Analysts agree that the federal government’s actions have a direct impact on the fundamentals of the national economy so that its actions have a direct effect on the exchange rate.
The Mexican peso has depreciated almost 50% against the dollar in the administration of Enrique Peña Nieto.
The analysts consulted by Forbes Mexico agree that the federal government’s actions have a direct impact on the fundamentals of the national economy, which has a direct effect on the exchange rate, especially through fiscal policy and Inflationary effects.
From December 1, 2012, when EPN took office, as of August 31, 2018, 3 days after its sixth government report, the dollar went from 12.93 to 19.13 pesos per unit, making it 47.88% higher.
Raymundo Tenorio, an economics analyst and associate professor at Tec de Monterrey, explained that fiscal policy has affected the exchange rate because “the policy that promotes a growing deficit makes the currency have pressures.”
Sergio Negrete, a former IMF official, and professor at ITESO, added that inflation had a direct impact on the exchange rate, because “if as a government you allow prices to advance, this, in the end, is reflected in the exchange rate”.
But this point could generate a vicious circle because, in turn, a depreciation of the exchange rate could generate inflationary pressures.
“That is why Banco de México has acted in the exchange market so that the exchange rate does not create second-degree pressures,” Negrete explained.
The exchange rate had remained more or less stable between 2010 and 2014, floating between 12 and 13 pesos per dollar.
But everything changed in 2014, when the price of oil began to decline, the effect of which extended until 2016. Only between August 2013 and January 2016, the Mexican export mix went from 100 to 23.9 dollars per barrel.
“But after oil came the ‘Trump factor’, which has had a lot of influence on the exchange rate.

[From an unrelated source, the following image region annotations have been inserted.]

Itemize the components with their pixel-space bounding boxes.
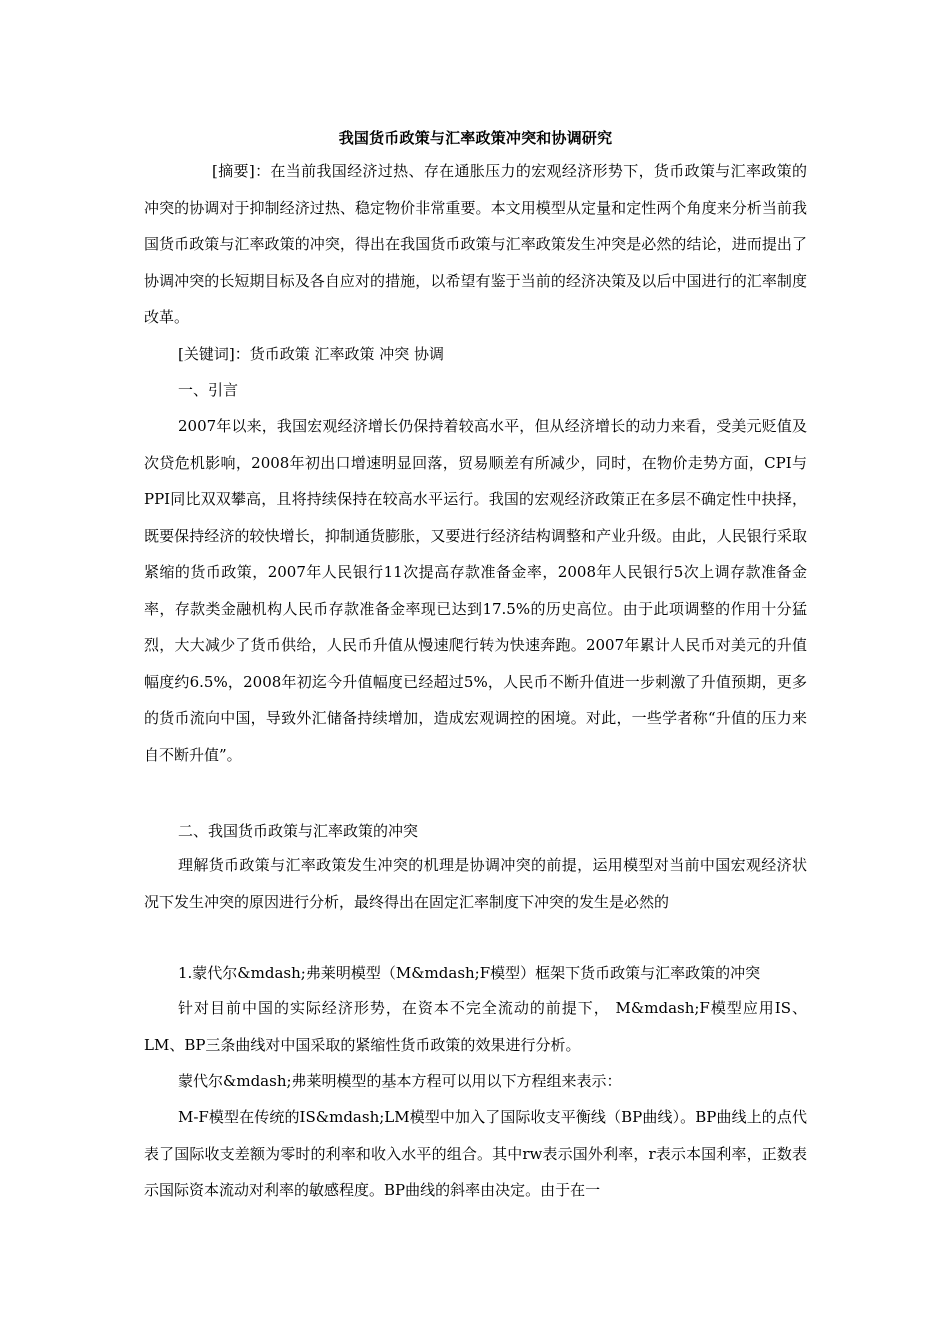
section2-paragraph: 理解货币政策与汇率政策发生冲突的机理是协调冲突的前提，运用模型对当前中国宏观经济状况下发生冲突的原因进行分析，最终得出在固定汇率制度下冲突的发生是必然的 <box>144 856 807 911</box>
section2-heading: 二、我国货币政策与汇率政策的冲突 <box>178 822 419 840</box>
section1-heading: 一、引言 <box>178 381 239 399</box>
abstract-paragraph: [摘要]：在当前我国经济过热、存在通胀压力的宏观经济形势下，货币政策与汇率政策的冲突的协调对于抑制经济过热、稳定物价非常重要。本文用模型从定量和定性两个角度来分析当前我国货币政策与汇率政策的冲突，得出在我国货币政策与汇率政策发生冲突是必然的结论，进而提出了协调冲突的长短期目标及各自应对的措施，以希望有鉴于当前的经济决策及以后中国进行的汇率制度改革。 <box>144 162 807 326</box>
document-title: 我国货币政策与汇率政策冲突和协调研究 <box>338 129 613 147</box>
model-paragraph: M-F模型在传统的IS&mdash;LM模型中加入了国际收支平衡线（BP曲线）。BP曲线上的点代表了国际收支差额为零时的利率和收入水平的组合。其中rw表示国外利率，r表示本国利率，正数表示国际资本流动对利率的敏感程度。BP曲线的斜率由决定。由于在一 <box>144 1108 807 1199</box>
section1-paragraph: 2007年以来，我国宏观经济增长仍保持着较高水平，但从经济增长的动力来看，受美元贬值及次贷危机影响，2008年初出口增速明显回落，贸易顺差有所减少，同时，在物价走势方面，CPI与PPI同比双双攀高，且将持续保持在较高水平运行。我国的宏观经济政策正在多层不确定性中抉择，既要保持经济的较快增长，抑制通货膨胀，又要进行经济结构调整和产业升级。由此，人民银行采取紧缩的货币政策，2007年人民银行11次提高存款准备金率，2008年人民银行5次上调存款准备金率，存款类金融机构人民币存款准备金率现已达到17.5%的历史高位。由于此项调整的作用十分猛烈，大大减少了货币供给，人民币升值从慢速爬行转为快速奔跑。2007年累计人民币对美元的升值幅度约6.5%，2008年初迄今升值幅度已经超过5%，人民币不断升值进一步刺激了升值预期，更多的货币流向中国，导致外汇储备持续增加，造成宏观调控的困境。对此，一些学者称“升值的压力来自不断升值”。 <box>144 417 807 764</box>
subsection1-heading: 1.蒙代尔&mdash;弗莱明模型（M&mdash;F模型）框架下货币政策与汇率政策的冲突 <box>178 964 761 982</box>
model-intro-line: 蒙代尔&mdash;弗莱明模型的基本方程可以用以下方程组来表示： <box>178 1072 622 1090</box>
subsection1-paragraph: 针对目前中国的实际经济形势，在资本不完全流动的前提下， M&mdash;F模型应用IS、LM、BP三条曲线对中国采取的紧缩性货币政策的效果进行分析。 <box>144 999 807 1054</box>
keywords-line: [关键词]：货币政策 汇率政策 冲突 协调 <box>178 345 445 363</box>
document-page <box>144 0 807 1344</box>
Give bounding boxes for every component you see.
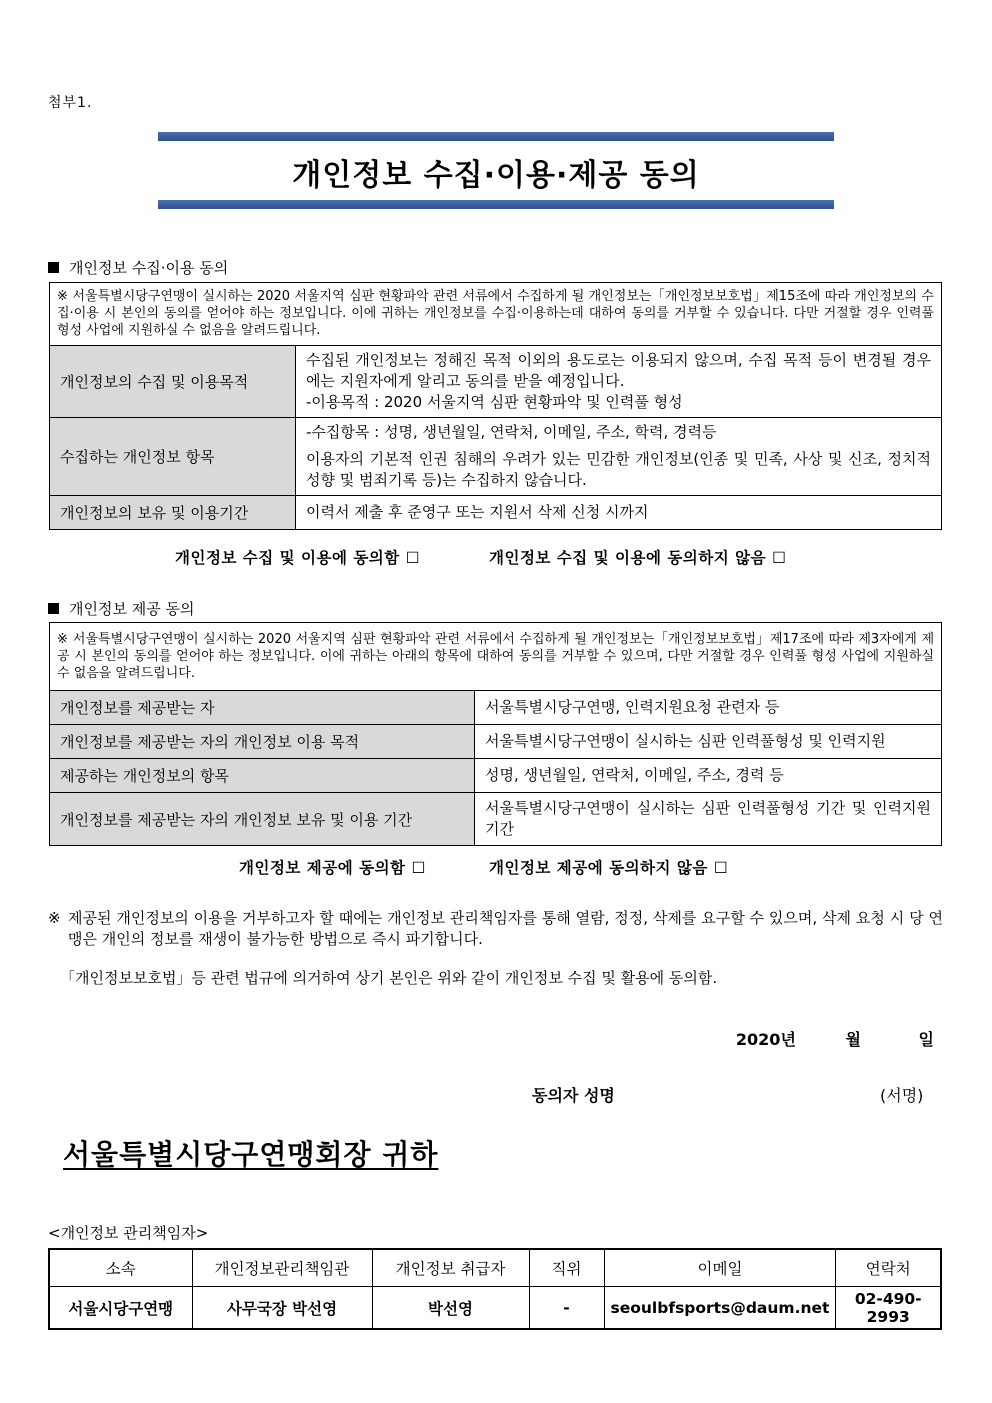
provision-agree-option[interactable] — [239, 856, 426, 878]
collected-items-line: 이용자의 기본적 인권 침해의 우려가 있는 민감한 개인정보(인종 및 민족, 사상 및 신조, 정치적 성향 및 범죄기록 등)는 수집하지 않습니다. — [306, 450, 931, 489]
collected-items-value — [296, 418, 942, 496]
collection-notice: ※ 서울특별시당구연맹이 실시하는 2020 서울지역 심판 현황파악 관련 서류에서 수집하게 될 개인정보는「개인정보보호법」제15조에 따라 개인정보의 수집·이용 시 본인의 동의를 얻어야 하는 정보입니다. 이에 귀하는 개인정보를 수집·이용하는데 대하여 동의를 거부할 수 있습니다. 다만 거절할 경우 인력풀 형성 사업에 지원하실 수 없음을 알려드립니다. — [50, 283, 942, 346]
provided-items-label: 제공하는 개인정보의 항목 — [50, 759, 475, 793]
collection-agree-checkbox[interactable]: ☐ — [405, 549, 421, 567]
date-day: 일 — [918, 1030, 934, 1049]
provision-agree-label: 개인정보 제공에 동의함 — [239, 859, 406, 877]
officer-table-header — [49, 1249, 941, 1287]
provision-disagree-option[interactable] — [489, 856, 728, 878]
section1-heading — [48, 257, 228, 278]
provided-items-value: 성명, 생년월일, 연락처, 이메일, 주소, 경력 등 — [475, 759, 942, 793]
section2-heading-text: 개인정보 제공 동의 — [69, 600, 195, 618]
collection-purpose-line: 수집된 개인정보는 정해진 목적 이외의 용도로는 이용되지 않으며, 수집 목적 등이 변경될 경우에는 지원자에게 알리고 동의를 받을 예정입니다. — [306, 351, 931, 390]
date-month: 월 — [845, 1030, 861, 1049]
collection-purpose-label: 개인정보의 수집 및 이용목적 — [50, 346, 296, 418]
destruction-notice — [48, 908, 943, 950]
collection-purpose-value — [296, 346, 942, 418]
recipient-purpose-label: 개인정보를 제공받는 자의 개인정보 이용 목적 — [50, 725, 475, 759]
notice-mark: ※ — [48, 909, 61, 927]
provision-disagree-checkbox[interactable]: ☐ — [713, 859, 729, 877]
attachment-label: 첨부1. — [48, 95, 93, 111]
law-statement: 「개인정보보호법」등 관련 법규에 의거하여 상기 본인은 위와 같이 개인정보 수집 및 활용에 동의함. — [60, 969, 718, 987]
email-cell: seoulbfsports@daum.net — [604, 1287, 836, 1330]
recipient-purpose-value: 서울특별시당구연맹이 실시하는 심판 인력풀형성 및 인력지원 — [475, 725, 942, 759]
header-cell: 연락처 — [836, 1249, 941, 1287]
recipient-retention-label: 개인정보를 제공받는 자의 개인정보 보유 및 이용 기간 — [50, 793, 475, 846]
square-bullet-icon — [48, 262, 59, 273]
provision-notice: ※ 서울특별시당구연맹이 실시하는 2020 서울지역 심판 현황파악 관련 서류에서 수집하게 될 개인정보는「개인정보보호법」제17조에 따라 제3자에게 제공 시 본인의 동의를 얻어야 하는 정보입니다. 이에 귀하는 아래의 항목에 대하여 동의를 거부할 수 있으며, 다만 거절할 경우 인력풀 형성 사업에 지원하실 수 없음을 알려드립니다. — [50, 623, 942, 691]
collection-consent-table — [49, 282, 942, 530]
privacy-officer-table — [48, 1248, 942, 1330]
handler-cell: 박선영 — [372, 1287, 529, 1330]
phone-cell: 02-490-2993 — [836, 1287, 941, 1330]
retention-period-label: 개인정보의 보유 및 이용기간 — [50, 496, 296, 530]
section1-heading-text: 개인정보 수집·이용 동의 — [69, 259, 229, 277]
title-bar-bottom — [158, 200, 834, 209]
recipient-label: 개인정보를 제공받는 자 — [50, 691, 475, 725]
officer-cell: 사무국장 박선영 — [192, 1287, 372, 1330]
collection-agree-label: 개인정보 수집 및 이용에 동의함 — [175, 549, 400, 567]
header-cell: 개인정보 취급자 — [372, 1249, 529, 1287]
collection-disagree-checkbox[interactable]: ☐ — [771, 549, 787, 567]
collection-agree-option[interactable] — [175, 546, 420, 568]
provision-consent-table — [49, 622, 942, 846]
header-cell: 소속 — [49, 1249, 192, 1287]
recipient-value: 서울특별시당구연맹, 인력지원요청 관련자 등 — [475, 691, 942, 725]
addressee: 서울특별시당구연맹회장 귀하 — [63, 1138, 439, 1171]
recipient-retention-value: 서울특별시당구연맹이 실시하는 심판 인력풀형성 기간 및 인력지원 기간 — [475, 793, 942, 846]
provision-agree-checkbox[interactable]: ☐ — [411, 859, 426, 877]
square-bullet-icon — [48, 603, 59, 614]
position-cell: - — [529, 1287, 604, 1330]
signature-mark: (서명) — [880, 1086, 924, 1105]
collection-disagree-label: 개인정보 수집 및 이용에 동의하지 않음 — [489, 549, 767, 567]
document-title: 개인정보 수집·이용·제공 동의 — [292, 158, 700, 193]
collection-purpose-line: -이용목적 : 2020 서울지역 심판 현황파악 및 인력풀 형성 — [306, 393, 683, 411]
consent-date — [736, 1027, 934, 1050]
header-cell: 개인정보관리책임관 — [192, 1249, 372, 1287]
destruction-notice-text: 제공된 개인정보의 이용을 거부하고자 할 때에는 개인정보 관리책임자를 통해 열람, 정정, 삭제를 요구할 수 있으며, 삭제 요청 시 당 연맹은 개인의 정보를 재생이 불가능한 방법으로 즉시 파기합니다. — [68, 909, 943, 948]
signer-label: 동의자 성명 — [532, 1086, 615, 1105]
collected-items-line: -수집항목 : 성명, 생년월일, 연락처, 이메일, 주소, 학력, 경력등 — [306, 423, 717, 441]
date-year: 2020년 — [735, 1030, 796, 1049]
officer-caption: <개인정보 관리책임자> — [48, 1224, 209, 1242]
affiliation-cell: 서울시당구연맹 — [49, 1287, 192, 1330]
title-bar-top — [158, 132, 834, 141]
collected-items-label: 수집하는 개인정보 항목 — [50, 418, 296, 496]
table-row — [49, 1287, 941, 1330]
retention-period-value: 이력서 제출 후 준영구 또는 지원서 삭제 신청 시까지 — [296, 496, 942, 530]
header-cell: 직위 — [529, 1249, 604, 1287]
section2-heading — [48, 598, 194, 619]
collection-disagree-option[interactable] — [489, 546, 786, 568]
header-cell: 이메일 — [604, 1249, 836, 1287]
provision-disagree-label: 개인정보 제공에 동의하지 않음 — [489, 859, 708, 877]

And of course, there are other factors, but the most important have been Trump and oil, “Negrete added.
Double effect on investments
Both analysts agreed that, to some extent, it is desirable that the exchange rate remains stable for investments to flow.
“If you as a foreign investor are going to invest in Mexico, you want the exchange rate to remain stable because if it depreciates too much, your income in dollars will go down. This could make it less attractive to invest in the country, “Tenorio said.
But not everything is negative in this area because “if the currency depreciates, investors can invest more money in the country,” exemplified Negrete.
Thus, direct foreign investment went from 26,528 million dollars between 2007 and 2011 to 32,343 between 2012 and 2017, although other factors, such as the opening of the oil sector, also explain the increase.
“The exchange rate damaged Peña a lot. People take into consideration two prices of the economy, the dollar, and gasoline. That the two have increased in their period explains much of the electoral rejection of the PRI in past elections, “said Negrete.
“The management was disastrous, seen from the exchange rate,” Tenorio added.